Qatar also unveiled a draft law last week that would allow some foreigners to acquire permanent residency. For the first time, they will have access to free health care and government-run education, and will be able to own land and operate some businesses without a Qatari partner, according to the country’s state-run news agency.
If enacted, such rights would be unprecedented in the Persian Gulf: Countries rely heavily on a foreign workforce but rarely grant foreigners citizenship or privileges afforded to their nationals. Foreigners make up nearly 90 per cent of Qatar’s population of 2.7m.
The draft law also gives permanent residency to the children of Qatari mothers and non-Qatari fathers. Under current laws in Qatar and other gulf countries, children take the citizenship of their father.

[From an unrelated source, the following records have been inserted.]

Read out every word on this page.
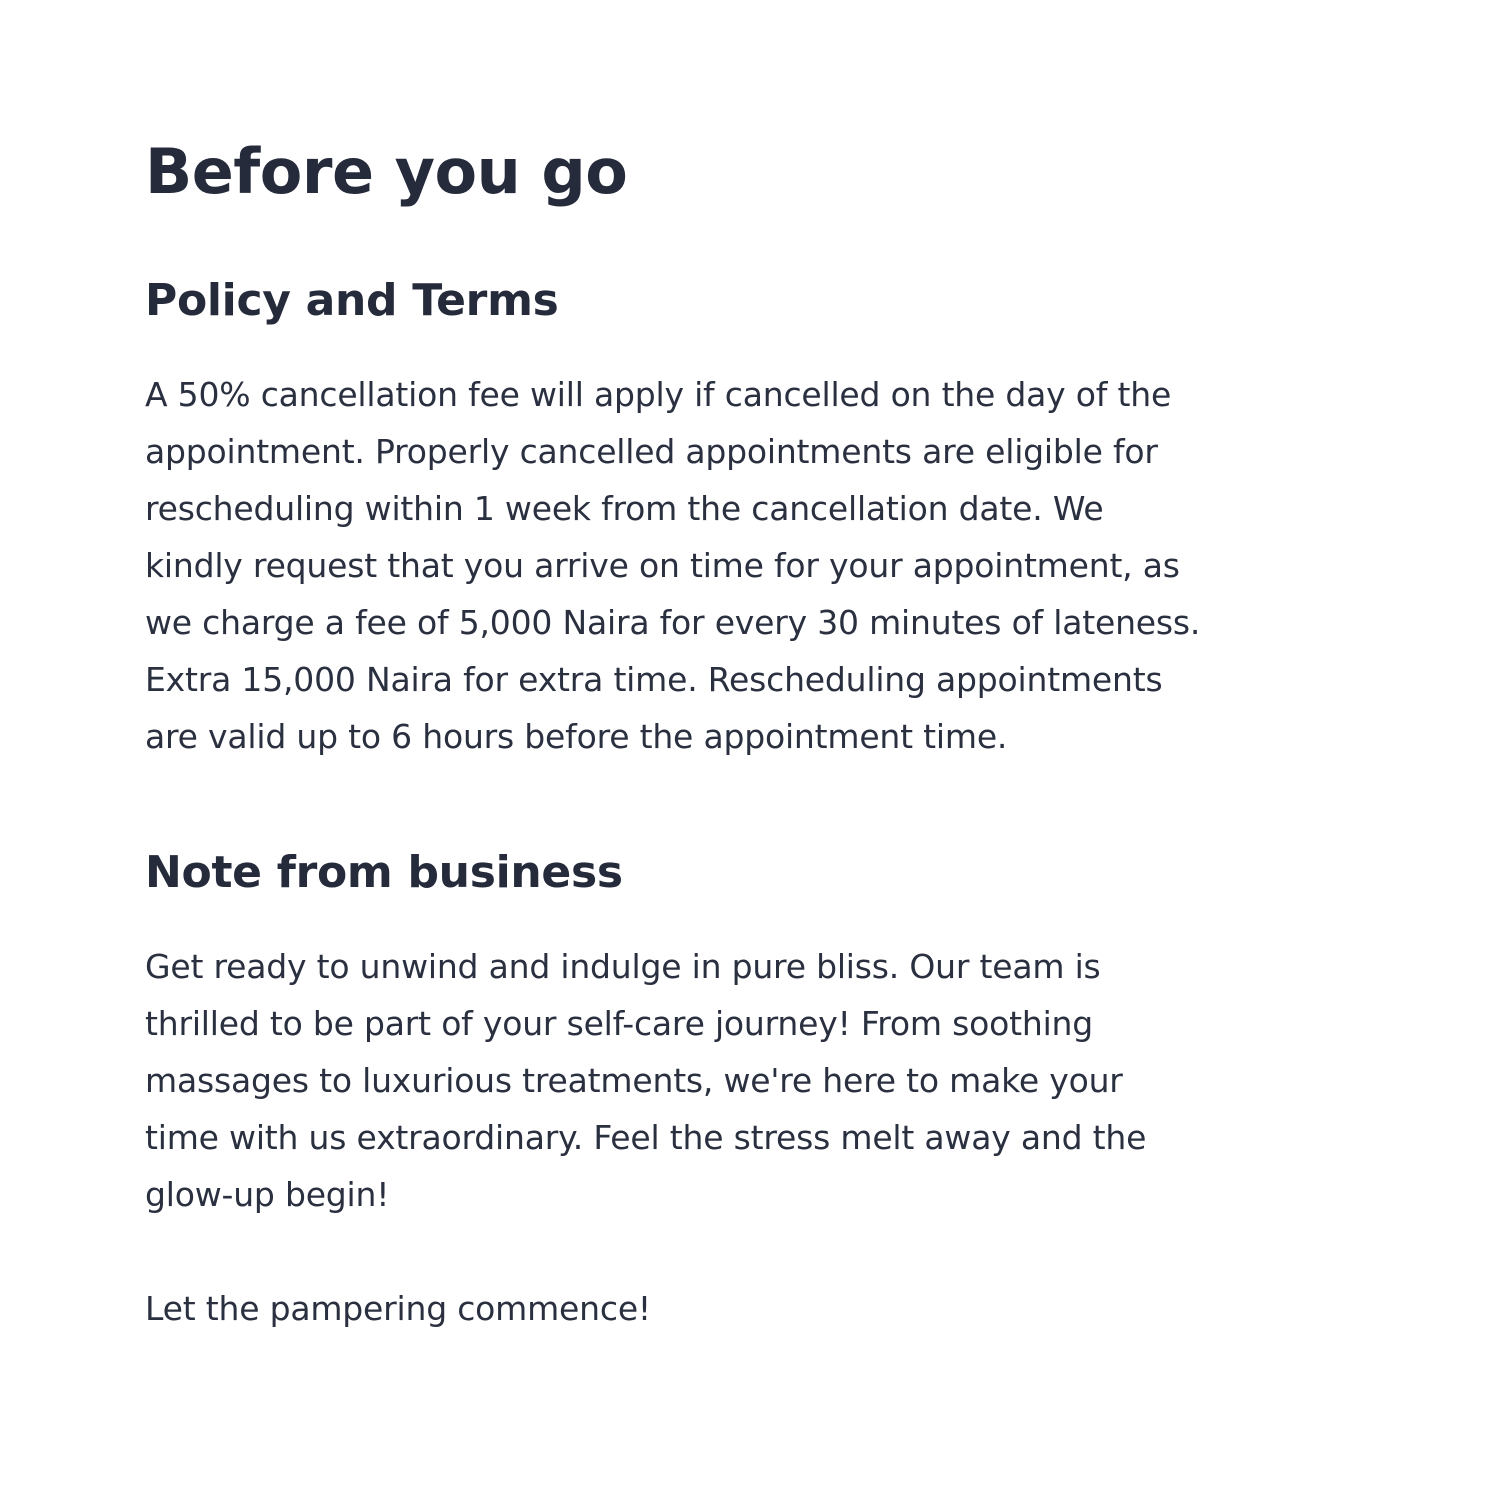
Before you go
Policy and Terms

A 50% cancellation fee will apply if cancelled on the day of the
appointment. Properly cancelled appointments are eligible for
rescheduling within 1 week from the cancellation date. We
kindly request that you arrive on time for your appointment, as
we charge a fee of 5,000 Naira for every 30 minutes of lateness.
Extra 15,000 Naira for extra time. Rescheduling appointments
are valid up to 6 hours before the appointment time.

Note from business

Get ready to unwind and indulge in pure bliss. Our team is
thrilled to be part of your self-care journey! From soothing
massages to luxurious treatments, we're here to make your
time with us extraordinary. Feel the stress melt away and the
glow-up begin!

Let the pampering commence!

The measure is widely seen as a way for Qatar to thwart the economic blockade by providing incentives for its workforce to stay while attracting more investors and companies to choose Doha, its capital, as a regional business hub.
“One reason is they fear they can lose a significant number of people, especially foreign workers, because of the crisis,” said Anthony Cordesman, a Middle East analyst at the Center for International and Strategic Studies. “The other side is that they are sending a signal to the West, and to others outside, that Qatar is more modern and more willing to seek reform.”
Qatar has also aggressively fought the boycott by filing complaints with the United Nations Security Council and the World Trade Organisation. It has urged the International Civil Aviation Organisation, the UN aviation body, to look into whether Saudi Arabia and its allies violated an air travel treaty by banning Qatari flights from their airspace.
Qatar also is strengthening its ties with the West to counter the loss of its former gulf allies. Last week, it announced the $6 billion purchase of seven Italian warships, and in June it purchased $12bn worth of F-15 fighter jets from the US.
And over the weekend, Turkey and Qatar staged joint military exercises, the latest sign of their burgeoning alliance. In June, Turkey green-lighted a plan to send several thousand troops to a Turkish base in Qatar, ostensibly to support anti-terrorism efforts. Shutting down that base is one of the demands of the anti-Qatar bloc to lift the blockade.
As the crisis drags on, US officials are increasingly concerned the diplomatic row could hamper efforts to fight the IS in Iraq and Syria. All sides are part of the US-allied coalition fighting the militants.
“The longer this goes on, the harder it is, even if you get an agreement, to get anyone to trust anybody,” Cordesman said.